I had the opportunity to meet about a dozen elderly and disabled residents of Danby House in southwest Winston-Salem yesterday. One of the residents, 55-year-old Terry Cochrain, worked in construction for 30 years before becoming disabled, requiring him to take an array of medications to treat high blood pressure. Medicaid benefits help him pay for services at the adult care home. He’s one of 20,300 North Carolinians who receive personal care services in adult care homes through Medicaid, according to the NC Department of Health and Human Services.
Cochrain told me if he were to lose his Medicaid benefits, he would end up on the street and sleeping under a bridge. He said he would probably be dead within six months.
The bureaucratic backdrop for this unfolding catastrophe is that the NC Department of Health and Human Services, or DHHS, has been in negotiation with the federal Centers for Medicare and Medicaid Services, the federal agency that administers those programs to bring the state’s Medicaid personal care services program into compliance with federal mandates. These Medicaid payments pay for help with activities of daily living, including eating, dressing, bathing, toileting and walking.
The federal government is on the state’s case to create uniformity in eligibility requirements, billing rates and scope of services between people who receive Medicaid-funded personal care services in adult care homes and those who live in independent settings. The state is pursuing a waiver known as 1915i under the Affordable Care Act (AKA Obamacare) as the best means to bring its program into compliance with the federal guidelines.
DHHS leaders appeared before state lawmakers in the Legislative Oversight Committee on Health and Human Services yesterday morning to answer questions. Before the committee convened, DHHS and the feds had reached an agreement to push back the deadline for compliance from April 30 to Dec. 31.
Brad Deen, a spokesman for the DHHS, described the situation as “enormously complicated and not easy to explain.”
Sen. Pete Brunstetter, a senior budget writer from Forsyth County, told me he probably won’t comment on a possible funding gap because “this is complicated stuff” and lawmakers still don’t have all the information they need.
The sideshow in this matter is North Carolina's divided government. DHHS under Democratic Gov. Beverly Perdue is responsible for administering the program; the General Assembly under the control of the Republican leadership is responsible for the state budget. Both sides will have ample opportunity to cast blame.
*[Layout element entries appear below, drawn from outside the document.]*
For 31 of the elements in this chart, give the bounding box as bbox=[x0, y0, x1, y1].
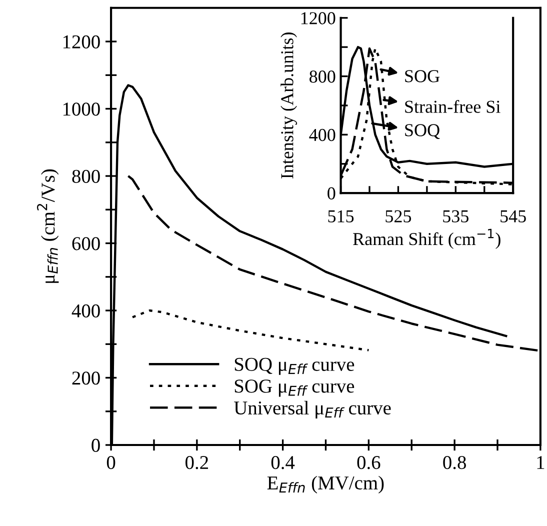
y-tick-label: 800 bbox=[72, 170, 100, 183]
y-tick-label: 400 bbox=[72, 304, 100, 318]
x-tick-label: 525 bbox=[386, 210, 412, 222]
y-tick-label: 800 bbox=[310, 70, 336, 83]
y-tick-label: 200 bbox=[72, 372, 100, 385]
y-axis-title: Intensity (Arb.units) bbox=[280, 32, 298, 179]
annotation: Strain-free Si bbox=[405, 100, 500, 113]
y-tick-label: 1200 bbox=[63, 35, 100, 48]
x-tick-label: 1 bbox=[537, 456, 544, 469]
x-tick-label: 515 bbox=[328, 210, 354, 222]
y-tick-label: 400 bbox=[309, 128, 336, 142]
x-tick-label: 0.6 bbox=[357, 456, 380, 470]
annotation: SOQ bbox=[405, 124, 440, 140]
x-tick-label: 545 bbox=[500, 210, 526, 222]
legend-label: SOG μ$_{Eff}$ curve bbox=[234, 380, 354, 397]
y-axis-title: μ$_{Effn}$ (cm$^{2}$/Vs) bbox=[36, 169, 59, 283]
legend-label: Universal μ$_{Eff}$ curve bbox=[234, 400, 391, 419]
x-tick-label: 0.4 bbox=[271, 456, 295, 470]
x-tick-label: 0.8 bbox=[443, 456, 466, 470]
y-tick-label: 1000 bbox=[63, 102, 100, 116]
x-tick-label: 535 bbox=[443, 210, 468, 222]
y-tick-label: 0 bbox=[92, 438, 100, 452]
y-tick-label: 600 bbox=[72, 237, 100, 250]
x-tick-label: 0 bbox=[106, 456, 116, 470]
y-tick-label: 1200 bbox=[301, 12, 336, 24]
x-tick-label: 0.2 bbox=[186, 456, 208, 470]
y-tick-label: 0 bbox=[328, 187, 336, 200]
legend-label: SOQ μ$_{Eff}$ curve bbox=[234, 358, 354, 375]
x-axis-title: Raman Shift (cm$^{−1}$) bbox=[353, 228, 500, 249]
annotation: SOG bbox=[405, 70, 440, 82]
x-axis-title: E$_{Effn}$ (MV/cm) bbox=[267, 476, 384, 494]
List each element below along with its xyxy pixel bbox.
The nut of the current morass can be found in a set of talking points prepared for acting Secretary Albert Delia’s presentation to the General Assembly on Wednesday:
“The agreement does not… change the fact that 1915i implementation will come with eligibility criteria that will not cover a relatively small number of current residents. (This will be difficult and hard to manage process [sic] with a number of potential unintended consequences.)”
More to the point, “3,700 to 4,000 recipients may not meet the 1915i eligibility criteria.”
For what it’s worth, the talking points characterize the state’s compliance plan as avoiding a “disaster” scenario; they hopefully offer that the extended deadline gives DHHS time to “assess the 20,000 residents currently living in [adult care homes]” and “address housing issues/capacity.”
I’m not done with my reporting yet, but until someone can tell me what I’m missing here, this doesn’t seem that complicated.